Maybe you've never taken the opportunity to consider the advantages of enrolling in summer courses at Eastern Illinois University, but Jill Barnes and Jessica Klaus have. Each student's story could serve as an eye-opener to contemporaries who don't realize what a difference a handful of summer classes can make.
Barnes, a student in the dietetics master's degree program, earned seven credit hours last summer, all during the first four-week session. That work, combined with this summer's internship in Decatur, will allow her to complete the necessary 36 hours for her graduate degree without returning to campus in the fall for more classes.
"We can only start internships at a certain time, and I wanted to make sure I started mine on time," said Barnes, who earned her bachelor's degree at the University of Minnesota. "In order to do that, I needed to get all my credits finished in two semesters. With the summer classes, I broke it up a little and avoided a huge course load at any one time. It just went a lot smoother and allowed me to focus more on each class rather than struggling through a heavier course load."
Klaus also took her summer classes to expedite her schooling; thanks in part to those efforts, the political science major will graduate in May — just three years receiving her high school diploma.
"My advisor told me that if I took two summer classes at some point, I could graduate in three years instead of four," said Klaus, who also took a number of advanced placement (AP) courses during high school. "Last summer I was down here as an EIU Debut leader, and there were two online classes available that fit into my major. It was convenient and allowed me to graduate early without having to kill myself with extra classes during any semester."
Each student obviously found summer classes not only beneficial, but enjoyable as well.
"I would recommend it if you're in a very strenuous program," said Barnes. "You can focus more on one class at a time. Working with smaller classes is more relaxed and leads to more one-on-one interaction with the teachers. That can be helpful in really learning a subject.

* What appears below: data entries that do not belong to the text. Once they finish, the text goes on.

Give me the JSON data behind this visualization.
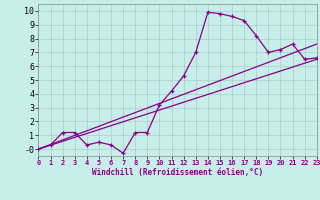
{
  "xlabel": "Windchill (Refroidissement éolien,°C)",
  "background_color": "#c8eeea",
  "grid_color": "#aacccc",
  "line_color": "#880088",
  "xlim": [
    0,
    23
  ],
  "ylim": [
    -0.5,
    10.5
  ],
  "xticks": [
    0,
    1,
    2,
    3,
    4,
    5,
    6,
    7,
    8,
    9,
    10,
    11,
    12,
    13,
    14,
    15,
    16,
    17,
    18,
    19,
    20,
    21,
    22,
    23
  ],
  "yticks": [
    0,
    1,
    2,
    3,
    4,
    5,
    6,
    7,
    8,
    9,
    10
  ],
  "ytick_labels": [
    "-0",
    "1",
    "2",
    "3",
    "4",
    "5",
    "6",
    "7",
    "8",
    "9",
    "10"
  ],
  "line1_x": [
    0,
    1,
    2,
    3,
    4,
    5,
    6,
    7,
    8,
    9,
    10,
    11,
    12,
    13,
    14,
    15,
    16,
    17,
    18,
    19,
    20,
    21,
    22,
    23
  ],
  "line1_y": [
    0.0,
    0.3,
    1.2,
    1.2,
    0.3,
    0.5,
    0.3,
    -0.3,
    1.2,
    1.2,
    3.2,
    4.2,
    5.3,
    7.0,
    9.9,
    9.8,
    9.6,
    9.3,
    8.2,
    7.0,
    7.2,
    7.6,
    6.5,
    6.6
  ],
  "line2_x": [
    0,
    23
  ],
  "line2_y": [
    0.0,
    6.5
  ],
  "line3_x": [
    0,
    23
  ],
  "line3_y": [
    0.0,
    7.6
  ],
  "xlabel_fontsize": 5.5,
  "tick_fontsize_x": 5,
  "tick_fontsize_y": 6
}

"For a new person in the area like me, it also helped me meet some new people. For instance, I took a wine tasting class. There were faculty members and people from the community who just wanted to take it. There are only 14 dietetics students in our program, so I see the same 14 people every day during the regular semesters. This helped me branch out, which is nice since I'm still pretty new to the area."
"It's great for students looking to graduate early," adds Klaus. "It's also good if you have a difficult time dealing with a lot of credit hours in one semester and just want to spread things out. It doesn't have to be to get ahead, it can be just to stay on pace."